The FCA has fined Cypriot contract for differences (CFD) firm Forex TB Limited (FXTB) £276,100.
In 2021, FXTB breached:
- Principle 6 of the FCA’s Principles for Businesses by failing to pay due regard to the interests of its customers and treat them fairly; and
- section 20(1) of the Financial Services and Markets Act 2000 by carrying out the regulated activity of advising on investments without the requisite permissions.
The FCA points out that CFDs are complex leveraged financial products used to speculate on the movement in prices on a wide range of assets. This means that they carry a considerable risk of substantial losses.
According to the FCA, FXTB pressured customers to put their money at risk through CFD trading. In some cases, it encouraged them to borrow money from friends or family. It frequently provided its customers with investment advice, despite not being authorised to do so. FXTB’s customers were inexperienced in trading and did not always understand the risks associated with CFDs, which FXTB did not fully explain to them. FXTB also enabled customers to become 'professional clients' by encouraging them to provide false information.
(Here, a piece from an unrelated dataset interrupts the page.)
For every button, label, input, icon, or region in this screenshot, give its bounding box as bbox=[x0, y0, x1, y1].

This meant these consumers lost the protections that they should have had as “retail clients”.
This all led to customers losing significant sums of money. Consumers in the UK lost £4,426,023.
The FCA considers FXTB’s misconduct was made worse by the fact that it exploited customers who, because of their inexperience, were vulnerable. FXTB risked, and in some cases caused, individual customers to lose substantial amounts of money.
The FCA required FXTB to stop providing services to UK consumers on 12 April 2021. No business in the UK has been conducted by FXTB since this date. From 10 October 2023, FXTB no longer held any FCA permissions.
The FCA would have imposed a fine of £1.215m. However, it reduced it as FXTB demonstrated that this would cause it serious financial hardship, perhaps ironic as they had caused customers financial hardship!
In 2020, the FCA also acted against four other Cypriot investment firms who were offering high risk CFDs to UK investors. They also stopped the UK operations of a further 16 CFD providers that had entered the UK’s temporary permissions regime in 2021.
Fines are all very well, but are there any consumer redress options? If there have been widespread regulatory failings by a business, the FCA may require it to enter a consumer redress scheme. This will include a set of rules that the business must follow when compensating its customers for a specific issue. In this case, FXTB has already paid compensation to the relevant consumers.